En voici encore un autre ; voici le jour des secrets, comme la journée des dupes[2]. Le Frater est revenu de Rennes ; il m’a rapporté une sotte chanson qui m’a fait rire : elle vous fera voir en vers une partie de ce que je vous dis l’autre jour en prose. Nous avions dans la tête un fort joli mariage, mais il n’est pas cuit : la belle n’a que quinze ans, et l’on veut qu’elle en ait davantage pour penser à la marier. Que dites-vous de l’habile personne dont nous vous parlions la dernière fois, et qui ne put du tout deviner quel jour c’est que le lendemain de la veille de Pâques ? C’est un joli petit bouchon qui nous réjouit fort ; cela n’aura vingt ans que dans six ans d’ici[3]. Je voudrais que vous l’eussiez vue le matin manger une beurrée longue comme d’ici à Pâques, et l’après-dînée croquer deux pommes vertes avec du pain bis. Sa naïveté et sa jolie petite figure nous délassent de la guinderie et de l’esprit fichu de mademoiselle du Plessis.

Mais parlons d’autre chose : ne vous a-t-on pas envoyé l’oraison funèbre de M. de Turenne ? M. de Coulanges et le petit cardinal m’ont déjà ruinée en ports de lettres ; mais j’aime bien cette dépense. Il me semble n’avoir jamais rien vu de si beau que cette pièce d’éloquence. On dit que l’abbé Fléchier[4] veut la surpasser, >nais je l’en défie ; il pourra parler d’un héros, mais ce ne sera pas de M. de Turenne, et voilà ce que M. de Tulle a fait divinement, à mon gré. La peinture de son cœur est un chef-d’œuvre ; et cette droiture, cette naïveté, cette vérité dont il était pétri ; enfin, ce caractère, comme il dit, également éloigné de la souplesse, de l’orgueil, et du faste de la modestie. Je vous avoue que j’en suis charmée ; et si les critiques ne l’estiment plus depuis qu’elle est imprimée,

Je rends grâces aux dieux de n’être pas Romain[5]

Ne me dites-vous rien des Essais de morale et du Traité de tenter Dieu, et de la Ressemblance de m’amour-propre et de la charité ? C ’est une belle conversation que celle que l’on fait de deux cents lieues loin. Nous faisons de cela pourtant tout ce qu’on en peut faire. Je vous envoie un billet de la jolie abbesse : voyez si elle se joue joliment ; il n’en faut pas davantage pour voir l’agrément de son esprit.

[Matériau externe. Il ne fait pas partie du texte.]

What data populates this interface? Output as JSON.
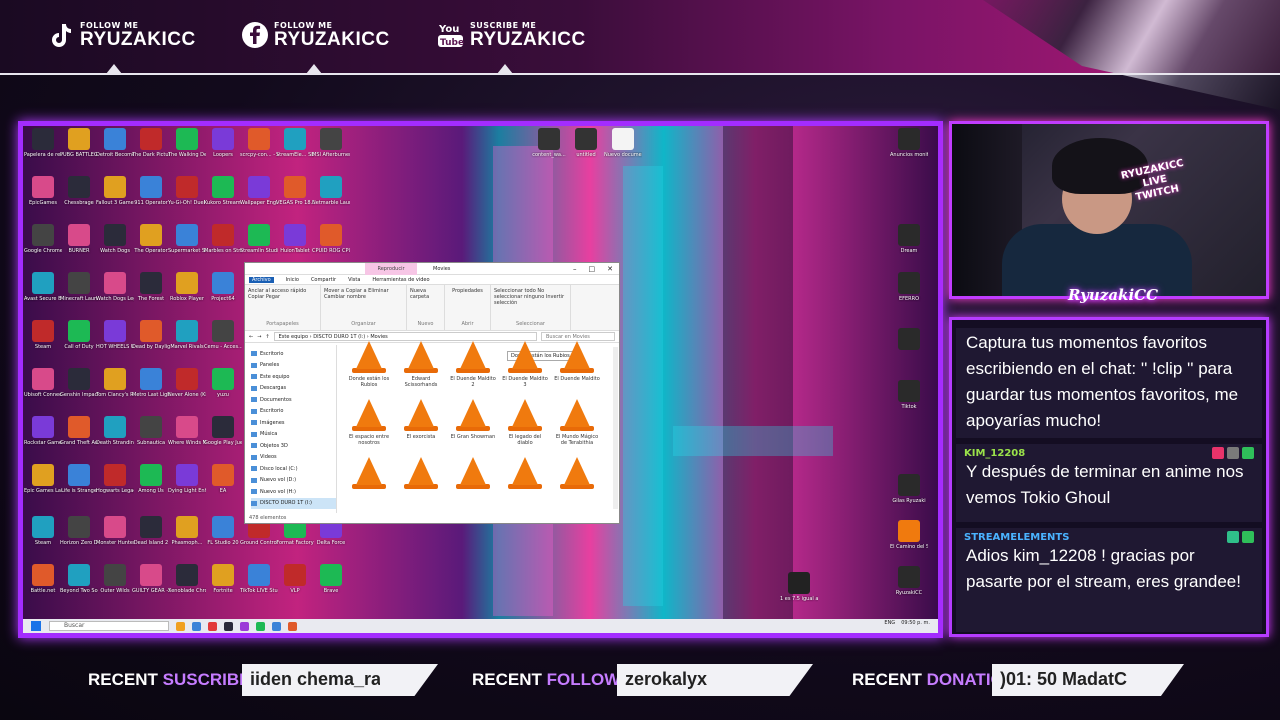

Adieu, ma très-aimable et très-chère, je vous recommande tous mes secrets ; je vous embrasse très-tendrement, et suis à vous plus qu’à moi-même.


  1. M. de Pomponne et madame de Vins.
  2. Marie de Médicis était parvenue, à force de supplications, le 10 novembre 1630, à obtenir du roi son fils que le cardinal de Richelieu serait écarté du ministère ; le 11, le roi se rendit à Versailles, et, entraîné par les observations adroites du duc de Saint-Simon, il voulut avoir encore un entretien avec le cardinal : de ce moment, l’autorité du ministre fut rétablie, et la disgrâce de la reine-mère résolue. Cette journée du 11 novembre fut appelée la journée des dupes.
  3. Allusion à un vers de Benserade qui se trouve dans des stances qu’il fit pour le roi, représentant un esprit follet.
    Cela n’aura vingt ans que dans deux ans d’ici,
    Cela sait mieux danser que toute la gent blonde.
  4. Depuis évoque de Lavaur, et ensuite de Mimes.
  5. Vers de Corneille dans les Horaces.